Bir yıl önce kitlesel turizmin olumsuz etkilerine karşı yapılan protestoları yeniden canlandıran sivil toplum kuruluşları, bu kez “Kanarya Adaları’nın bir sınırı var, bizim de bir sabrımız” ifadesiyle halkı harekete geçirdi. Gösteriler, Kanarya Adaları’nın birçok kentinde eş zamanlı olarak gerçekleştirildi.
İspanya’nın Madrid, Granada, Barselona, Pamplona, Bilbao ve Valensiya şehirlerinin yanı sıra Berlin’deki İspanyol topluluğu da Kanarya Adaları’ndaki eylemlere destek vererek birlikte ses çıkardı.
Sivil toplum temsilcileri tarafından okunan manifestoda, kontrolsüz turizmin bölge halkı üzerinde yarattığı ekonomik ve sosyal baskıların artmakta olduğu vurgulandı. Konut krizinin derinleştiği, hayat pahalılığının ciddi boyutlara ulaştığı ve turizm sektöründe çalışan yerel halkın düşük ücretlerle zor koşullar altında çalıştığı ifade edildi.
Yetkililer, her yıl yaklaşık 18 milyon turistin ziyaret ettiği Kanarya Adaları’nda nüfusun yüzde 34’ünün yoksulluk sınırının altında yaşamasını “kabul edilemez” olarak değerlendirdi.
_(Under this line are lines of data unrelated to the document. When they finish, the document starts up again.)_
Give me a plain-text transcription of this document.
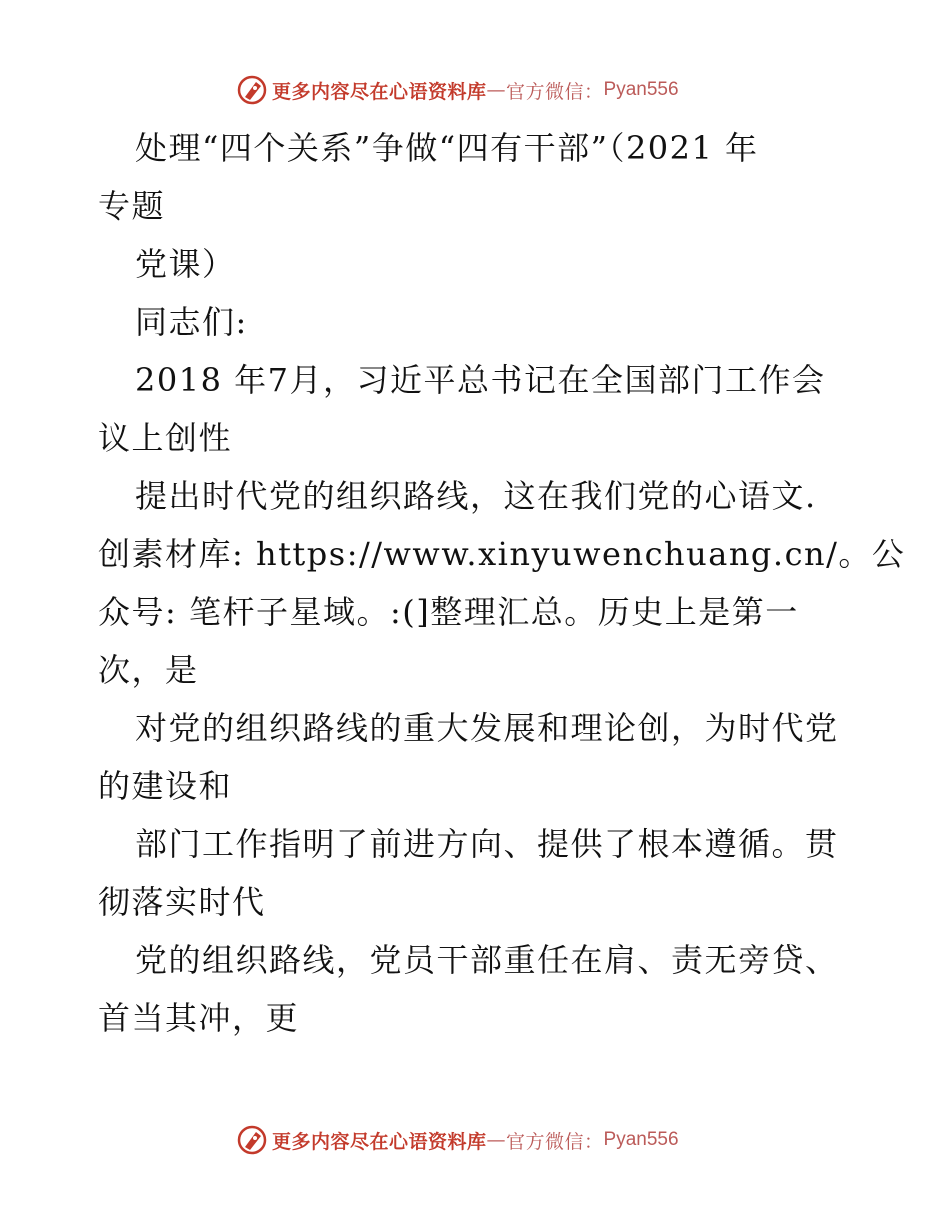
更多内容尽在心语资料库 — 官方微信： Pyan556
处理“四个关系”争做“四有干部”（2021 年
专题
党课）
同志们:
2018 年7月，习近平总书记在全国部门工作会
议上创性
提出时代党的组织路线，这在我们党的心语文.
创素材库: https://www.xinyuwenchuang.cn/。公
众号: 笔杆子星域。:(]整理汇总。历史上是第一
次，是
对党的组织路线的重大发展和理论创，为时代党
的建设和
部门工作指明了前进方向、提供了根本遵循。贯
彻落实时代
党的组织路线，党员干部重任在肩、责无旁贷、
首当其冲，更
更多内容尽在心语资料库 — 官方微信： Pyan556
Göstericiler, “Kanarya Adaları’nın biyolojik çeşitliliğinin de bir sınırı var”, “Turistlere çevre vergisi getirin”, “Politikacılar, Kanarya Adaları’na saygı gösterin” ve “Kontrolsüz turizme hayır” yazılı pankartlarla yürüdü.
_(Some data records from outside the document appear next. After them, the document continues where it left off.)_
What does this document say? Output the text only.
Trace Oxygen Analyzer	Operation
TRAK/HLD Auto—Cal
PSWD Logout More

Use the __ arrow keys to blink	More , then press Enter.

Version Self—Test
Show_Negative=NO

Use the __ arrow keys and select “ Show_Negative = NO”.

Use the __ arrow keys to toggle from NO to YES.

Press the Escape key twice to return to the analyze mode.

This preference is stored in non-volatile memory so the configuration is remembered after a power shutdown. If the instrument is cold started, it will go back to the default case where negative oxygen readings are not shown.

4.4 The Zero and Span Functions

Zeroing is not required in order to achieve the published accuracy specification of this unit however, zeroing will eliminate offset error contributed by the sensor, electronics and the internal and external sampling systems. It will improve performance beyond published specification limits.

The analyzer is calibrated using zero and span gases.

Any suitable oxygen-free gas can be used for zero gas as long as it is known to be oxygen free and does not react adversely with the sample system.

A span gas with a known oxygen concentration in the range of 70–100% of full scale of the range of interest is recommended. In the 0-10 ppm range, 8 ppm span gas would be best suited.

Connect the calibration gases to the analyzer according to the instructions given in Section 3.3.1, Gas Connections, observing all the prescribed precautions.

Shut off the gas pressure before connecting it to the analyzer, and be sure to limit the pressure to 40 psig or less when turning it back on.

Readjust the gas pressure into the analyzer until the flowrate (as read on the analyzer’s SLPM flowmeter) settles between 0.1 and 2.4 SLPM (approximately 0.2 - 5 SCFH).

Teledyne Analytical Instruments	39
Konuşmalarda, iklim değişikliği nedeniyle yıl boyunca turist çeken adalarda aşırı turizmin yerel halkın yaşam alanlarını daralttığı ve günlük hayatın giderek zorlaştığı dile getirildi.
Eylemciler, yeni turistik tesislerin inşasına son verilmesini, kısa süreli kiralamalara düzenlemeler getirilmesini, yabancıların mülk ediniminin sınırlanmasını, doğal alanların korunmasına öncelik verilmesini ve turistlere çevre vergisi uygulanmasını talep etti.
Taleplerin göz ardı edilmesi durumunda protestoların daha da büyüyerek devam edeceği uyarısı yapıldı.